There's another issue about the recent AlmaLinux timeouts https://github.com/dotnet/runtime/issues/87667 - the AlmaLinux leg has been removed by https://github.com/dotnet/runtime/pull/87668

lambdageek avatar Jun 16 '23 19:06 lambdageek

This issue seems to match also generic test timeout failures, such as

System.Net.Http.HttpRequestException : Requesting HTTP version 3.0 with version policy RequestVersionExact while unable to establish HTTP/3 connection.
---- System.OperationCanceledException : The operation was canceled.

is that the intent here?

rzikm avatar Nov 30 '23 14:11 rzikm

is that the intent here?

It is not the indent. I have tweaked the matching string.

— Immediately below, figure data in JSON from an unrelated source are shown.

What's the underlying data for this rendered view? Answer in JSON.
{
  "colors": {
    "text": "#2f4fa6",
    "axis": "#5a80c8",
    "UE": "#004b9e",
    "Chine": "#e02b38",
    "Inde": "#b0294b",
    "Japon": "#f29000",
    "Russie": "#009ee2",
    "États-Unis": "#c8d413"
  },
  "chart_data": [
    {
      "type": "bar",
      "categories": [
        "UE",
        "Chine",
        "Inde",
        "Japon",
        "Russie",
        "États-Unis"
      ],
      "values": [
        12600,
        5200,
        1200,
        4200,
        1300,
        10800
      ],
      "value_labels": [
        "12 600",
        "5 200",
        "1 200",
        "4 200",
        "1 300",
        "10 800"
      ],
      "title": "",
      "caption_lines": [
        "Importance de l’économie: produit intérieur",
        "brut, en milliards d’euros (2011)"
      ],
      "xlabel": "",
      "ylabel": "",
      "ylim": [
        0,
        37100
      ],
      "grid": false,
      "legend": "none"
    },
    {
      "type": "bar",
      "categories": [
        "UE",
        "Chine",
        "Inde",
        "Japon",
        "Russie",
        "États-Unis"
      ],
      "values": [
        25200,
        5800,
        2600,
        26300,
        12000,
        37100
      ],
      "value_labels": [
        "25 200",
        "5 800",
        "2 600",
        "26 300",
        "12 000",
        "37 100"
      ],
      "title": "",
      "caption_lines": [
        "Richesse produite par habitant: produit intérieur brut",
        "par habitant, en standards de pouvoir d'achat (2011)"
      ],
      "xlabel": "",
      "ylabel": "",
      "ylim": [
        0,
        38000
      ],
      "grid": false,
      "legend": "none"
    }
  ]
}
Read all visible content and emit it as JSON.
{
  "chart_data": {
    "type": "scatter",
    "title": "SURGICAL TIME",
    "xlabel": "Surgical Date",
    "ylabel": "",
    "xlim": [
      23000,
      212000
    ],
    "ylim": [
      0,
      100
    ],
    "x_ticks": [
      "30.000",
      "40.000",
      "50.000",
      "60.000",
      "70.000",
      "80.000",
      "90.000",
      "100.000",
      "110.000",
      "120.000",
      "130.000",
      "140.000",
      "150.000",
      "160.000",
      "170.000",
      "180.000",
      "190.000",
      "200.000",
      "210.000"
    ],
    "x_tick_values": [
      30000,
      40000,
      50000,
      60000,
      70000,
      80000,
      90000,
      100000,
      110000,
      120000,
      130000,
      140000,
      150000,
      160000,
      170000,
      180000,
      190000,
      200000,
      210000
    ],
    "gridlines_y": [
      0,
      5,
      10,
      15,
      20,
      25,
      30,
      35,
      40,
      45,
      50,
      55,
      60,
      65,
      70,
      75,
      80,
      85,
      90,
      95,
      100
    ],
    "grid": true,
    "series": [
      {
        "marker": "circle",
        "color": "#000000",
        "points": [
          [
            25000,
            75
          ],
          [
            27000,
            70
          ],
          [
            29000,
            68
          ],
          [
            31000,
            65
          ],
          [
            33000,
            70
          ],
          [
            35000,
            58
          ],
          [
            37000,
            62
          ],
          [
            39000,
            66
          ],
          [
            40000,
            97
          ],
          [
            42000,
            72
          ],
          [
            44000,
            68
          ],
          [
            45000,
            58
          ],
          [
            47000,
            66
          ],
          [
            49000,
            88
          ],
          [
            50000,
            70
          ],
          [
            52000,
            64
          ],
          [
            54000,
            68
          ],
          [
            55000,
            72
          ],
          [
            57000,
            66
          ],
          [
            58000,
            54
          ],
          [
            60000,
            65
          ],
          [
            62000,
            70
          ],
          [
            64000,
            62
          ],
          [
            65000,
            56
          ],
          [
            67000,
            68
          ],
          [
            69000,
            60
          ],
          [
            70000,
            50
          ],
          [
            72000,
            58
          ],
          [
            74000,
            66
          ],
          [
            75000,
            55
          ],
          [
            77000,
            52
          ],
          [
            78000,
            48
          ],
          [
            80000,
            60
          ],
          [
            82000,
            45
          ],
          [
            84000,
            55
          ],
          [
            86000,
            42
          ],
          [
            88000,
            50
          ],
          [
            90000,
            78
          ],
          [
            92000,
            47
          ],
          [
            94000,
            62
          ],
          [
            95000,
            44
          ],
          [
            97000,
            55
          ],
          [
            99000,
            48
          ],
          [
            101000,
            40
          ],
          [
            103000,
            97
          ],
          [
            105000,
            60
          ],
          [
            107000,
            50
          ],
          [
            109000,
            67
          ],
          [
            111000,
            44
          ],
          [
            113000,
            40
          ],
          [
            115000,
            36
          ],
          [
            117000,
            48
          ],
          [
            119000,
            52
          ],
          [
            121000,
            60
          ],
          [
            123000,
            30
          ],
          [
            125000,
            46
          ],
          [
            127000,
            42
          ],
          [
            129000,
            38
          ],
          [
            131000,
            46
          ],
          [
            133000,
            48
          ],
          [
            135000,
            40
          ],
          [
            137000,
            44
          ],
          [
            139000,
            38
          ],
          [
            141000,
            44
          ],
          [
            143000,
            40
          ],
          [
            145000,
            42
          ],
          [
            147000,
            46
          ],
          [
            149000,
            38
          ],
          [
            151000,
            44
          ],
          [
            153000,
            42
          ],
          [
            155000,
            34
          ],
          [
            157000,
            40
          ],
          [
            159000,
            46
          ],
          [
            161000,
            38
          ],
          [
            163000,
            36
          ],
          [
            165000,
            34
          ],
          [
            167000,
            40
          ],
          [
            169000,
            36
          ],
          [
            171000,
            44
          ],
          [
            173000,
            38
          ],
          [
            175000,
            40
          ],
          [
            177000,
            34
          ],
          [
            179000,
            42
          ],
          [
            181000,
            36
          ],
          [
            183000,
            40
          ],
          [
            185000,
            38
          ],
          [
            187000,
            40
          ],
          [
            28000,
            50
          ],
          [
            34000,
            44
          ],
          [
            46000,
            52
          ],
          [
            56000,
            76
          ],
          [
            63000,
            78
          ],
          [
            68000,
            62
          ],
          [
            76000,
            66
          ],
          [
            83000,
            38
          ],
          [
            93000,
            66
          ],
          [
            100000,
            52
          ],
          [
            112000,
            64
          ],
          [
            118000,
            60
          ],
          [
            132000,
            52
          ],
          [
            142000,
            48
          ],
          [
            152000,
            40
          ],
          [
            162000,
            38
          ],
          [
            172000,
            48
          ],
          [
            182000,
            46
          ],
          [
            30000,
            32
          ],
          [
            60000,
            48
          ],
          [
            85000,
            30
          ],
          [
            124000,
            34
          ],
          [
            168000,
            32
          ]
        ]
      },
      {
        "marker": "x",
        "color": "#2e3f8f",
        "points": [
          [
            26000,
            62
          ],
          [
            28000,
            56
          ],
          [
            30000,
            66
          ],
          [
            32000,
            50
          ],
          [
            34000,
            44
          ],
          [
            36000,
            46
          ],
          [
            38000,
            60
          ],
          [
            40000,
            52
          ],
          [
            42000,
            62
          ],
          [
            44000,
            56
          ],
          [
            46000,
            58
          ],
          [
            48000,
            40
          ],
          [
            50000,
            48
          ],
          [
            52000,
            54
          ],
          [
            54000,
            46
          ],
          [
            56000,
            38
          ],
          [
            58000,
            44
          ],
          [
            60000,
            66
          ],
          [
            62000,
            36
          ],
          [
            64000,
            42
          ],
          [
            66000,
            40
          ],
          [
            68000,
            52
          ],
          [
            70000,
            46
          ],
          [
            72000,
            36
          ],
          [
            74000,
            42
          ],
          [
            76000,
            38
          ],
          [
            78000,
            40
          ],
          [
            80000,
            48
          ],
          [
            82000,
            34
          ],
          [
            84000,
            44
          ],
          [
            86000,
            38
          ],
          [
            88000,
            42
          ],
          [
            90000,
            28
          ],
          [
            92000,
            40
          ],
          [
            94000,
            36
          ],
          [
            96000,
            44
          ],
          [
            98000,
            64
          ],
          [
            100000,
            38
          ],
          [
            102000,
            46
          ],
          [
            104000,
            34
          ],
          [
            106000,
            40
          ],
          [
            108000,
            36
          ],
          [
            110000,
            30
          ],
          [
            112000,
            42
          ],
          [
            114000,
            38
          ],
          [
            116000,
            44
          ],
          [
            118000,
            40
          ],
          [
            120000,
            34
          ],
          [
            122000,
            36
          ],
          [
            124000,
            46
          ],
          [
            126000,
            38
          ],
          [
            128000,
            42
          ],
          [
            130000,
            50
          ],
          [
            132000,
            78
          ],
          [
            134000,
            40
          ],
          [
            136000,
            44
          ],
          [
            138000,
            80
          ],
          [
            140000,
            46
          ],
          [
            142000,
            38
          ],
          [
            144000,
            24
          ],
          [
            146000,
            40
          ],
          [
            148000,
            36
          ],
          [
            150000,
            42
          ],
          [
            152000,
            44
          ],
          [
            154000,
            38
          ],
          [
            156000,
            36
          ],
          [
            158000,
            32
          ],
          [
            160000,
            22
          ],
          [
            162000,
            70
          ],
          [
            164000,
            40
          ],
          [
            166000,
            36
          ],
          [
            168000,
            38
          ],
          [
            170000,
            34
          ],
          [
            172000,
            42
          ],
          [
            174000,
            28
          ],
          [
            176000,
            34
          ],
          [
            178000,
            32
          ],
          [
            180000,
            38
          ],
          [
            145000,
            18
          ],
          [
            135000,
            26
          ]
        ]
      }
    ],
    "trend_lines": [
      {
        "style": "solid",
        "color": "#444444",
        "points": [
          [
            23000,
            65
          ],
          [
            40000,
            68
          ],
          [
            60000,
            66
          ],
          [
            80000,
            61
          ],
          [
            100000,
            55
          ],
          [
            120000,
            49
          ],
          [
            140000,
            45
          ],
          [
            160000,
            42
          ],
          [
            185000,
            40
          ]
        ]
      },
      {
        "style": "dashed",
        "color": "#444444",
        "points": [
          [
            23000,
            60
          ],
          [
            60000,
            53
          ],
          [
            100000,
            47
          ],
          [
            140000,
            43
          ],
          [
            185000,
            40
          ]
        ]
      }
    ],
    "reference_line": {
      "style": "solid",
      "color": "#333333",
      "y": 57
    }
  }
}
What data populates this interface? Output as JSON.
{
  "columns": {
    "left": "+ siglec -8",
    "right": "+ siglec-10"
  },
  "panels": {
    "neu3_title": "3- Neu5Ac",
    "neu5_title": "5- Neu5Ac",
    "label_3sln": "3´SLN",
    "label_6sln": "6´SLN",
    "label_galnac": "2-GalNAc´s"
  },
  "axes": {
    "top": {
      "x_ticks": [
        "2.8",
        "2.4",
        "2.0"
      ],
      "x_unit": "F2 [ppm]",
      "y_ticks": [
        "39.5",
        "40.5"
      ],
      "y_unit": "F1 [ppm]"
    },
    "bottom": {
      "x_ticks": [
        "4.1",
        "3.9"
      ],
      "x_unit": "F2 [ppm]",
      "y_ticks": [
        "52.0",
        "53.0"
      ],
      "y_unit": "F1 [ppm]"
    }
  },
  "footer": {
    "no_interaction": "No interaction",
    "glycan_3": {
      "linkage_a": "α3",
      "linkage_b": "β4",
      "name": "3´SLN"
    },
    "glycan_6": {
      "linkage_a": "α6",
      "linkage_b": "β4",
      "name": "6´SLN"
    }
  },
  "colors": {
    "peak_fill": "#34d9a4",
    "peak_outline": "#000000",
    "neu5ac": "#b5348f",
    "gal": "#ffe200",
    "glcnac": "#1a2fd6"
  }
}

jkotas avatar Nov 30 '23 21:11 jkotas

Removing Known Build Error label because it is marking Build Analysis green. We want developers either to wait until infra timeout issue is resolved and rerun their tests or to use their judgement to use the escape path to merge.

JulieLeeMSFT avatar Mar 20 '24 18:03 JulieLeeMSFT

Known Build Error label is useful to get stats on the infra issues such as timeout. On the other hand, it allows PRs to get merged whle tests are not fully run. So, it is something we need to think about how we should handle such cases.

JulieLeeMSFT avatar Mar 20 '24 19:03 JulieLeeMSFT

Known Build Error label is useful to get stats on the infra issues such as timeout

This was the sole purpose of this tracking issue. If we do not have it marked as Known Build Error, it can be closed.

jkotas avatar Mar 20 '24 21:03 jkotas